Sunday marked the shloshim of Rabbi Adin Steinsaltz. What did the yeshiva do in honor of the day?
The prayer conference this year is dedicated in his memory. In addition, in a symbolic attempt to mirror Rav Adin’s monumental work, hundreds of us joined together to study the entire Tanach, Mishnah, Talmud, Rambam, Zohar, and Tanya in time for the shloshim.
Every day here is a tribute to his memory! For example, every year a number of our high school students finish the entire Talmud. Just last week, we were honored by the presence of Rabbi Reuven Taragin and Rebbitzen Shani Taragin who came to participate in the siyum haShas of their son Shmuel, who is starting his senior year.
Our students who finish Shas are not square academics. Shmuel, for example provided musical accompaniment on Rav Dov Singer’s U.S. book tour earlier this year for his popular Prepare My Prayer.
Not every rabbi undertakes a book tour. What was it like?
I set out to America with Rav Dov in mid-February on his spiritual odyssey aimed at lifting prayer out of its formal framework and transforming it into an intimate personal revelation. Our first stop was Boca Raton where Rav Dov held a nighttime hitbodedut [Jewish meditation] session.
Then, at the opening session of the Yeshiva University Yarchei Kallah Conference, Rav Singer told 100 rabbis from all over America: “We tend to treat Hashem like an elderly parent we send to a nursing home. In essence, we tell Him, ‘Don’t come into our home. It’s crowded, noisy. The children may bother you. We have the perfect place for you: a grand, beautiful synagogue. We’ll even come visit you every day – three times a day. Just don’t come into our home.’”
Little did we know that within a matter of weeks, our houses of worship would all close down because of corona, causing us all to look at prayer in a new light.
You’ve had a long, successful career working with some of the key figures of Religious Zionism. You didn’t grow up Religious Zionist, though, correct?
I grew up in Brooklyn with Holocaust survivor parents, attended more yeshivish schools, including a brief stint in Lakewood. But I was always sensitive to the parts of the Torah they weren’t teaching us – mainly about our communal responsibilities. These include the need for social action; “all of Israel is responsible for each other”; being a light unto the nations; and especially the wholeness of Torat Eretz Yisrael.
As a teenager, I was active with the Soviet Jewry movement and pro-Israel activities, but they felt out of sync with my traditional “charedi-ish” religious education.
The apparent contradictions between these values disappeared when I studied Rav Kook and found my place in Israel’s Religious Zionist community.
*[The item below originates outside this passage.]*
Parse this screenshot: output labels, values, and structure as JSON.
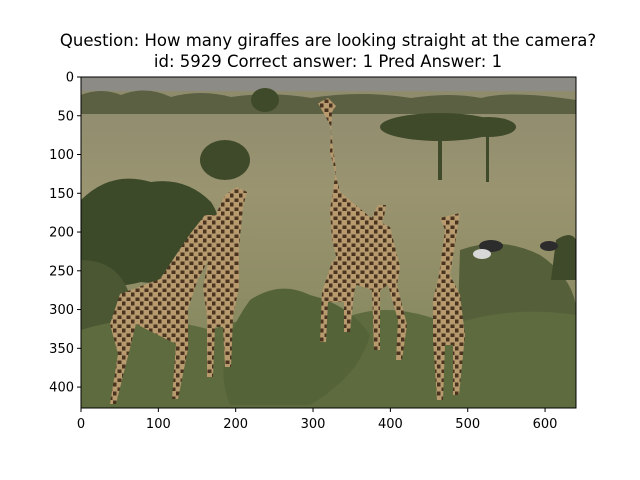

I found that Eretz Yisrael heals us and makes us whole – both individually and nationally.
Since we’re in Elul, can you give us a glimpse of a “Makor Chaim” perspective on preparing for the Days of Awe?
“Teshuvah” means return, and the predicted return to Eretz Yisrael is part and parcel of the concept of repentance. Read verses 1-10 of chapter 30 of this week’s parshah carefully. It’s all there: waves of aliyah to Israel, an unprecedented spread of Torah study, settlement of the Land, agricultural blessings, military success, and economic prosperity. All the stages we are living through are detailed there as part of teshuvah!
Concurrently, there is another theme that pops up again and again in this week’s parshah: the “return to the heart.” The Abarbanel [Yeshuot Meshicho, p. 40] lists 10 parameters of redemption based mainly on these verses. Number six is the return of prophecy.
How do we draw down prophecy? Maimonides [Hilchos Yesodei HaTorah, 7] states that groups of people would rejoice together, meditating, playing instruments, singing in a good-hearted fashion, and engaging in hitbodedut in the hope of expanding their inspiration to the level of prophecy.
We are not there just yet, but I see the Neo-Chassidic revolution we are leading as a harbinger of the next stage of redemption. It is time to work on our own personal, emotional connection to Hashem – in our schools, in our synagogues, in our families, and in our own souls.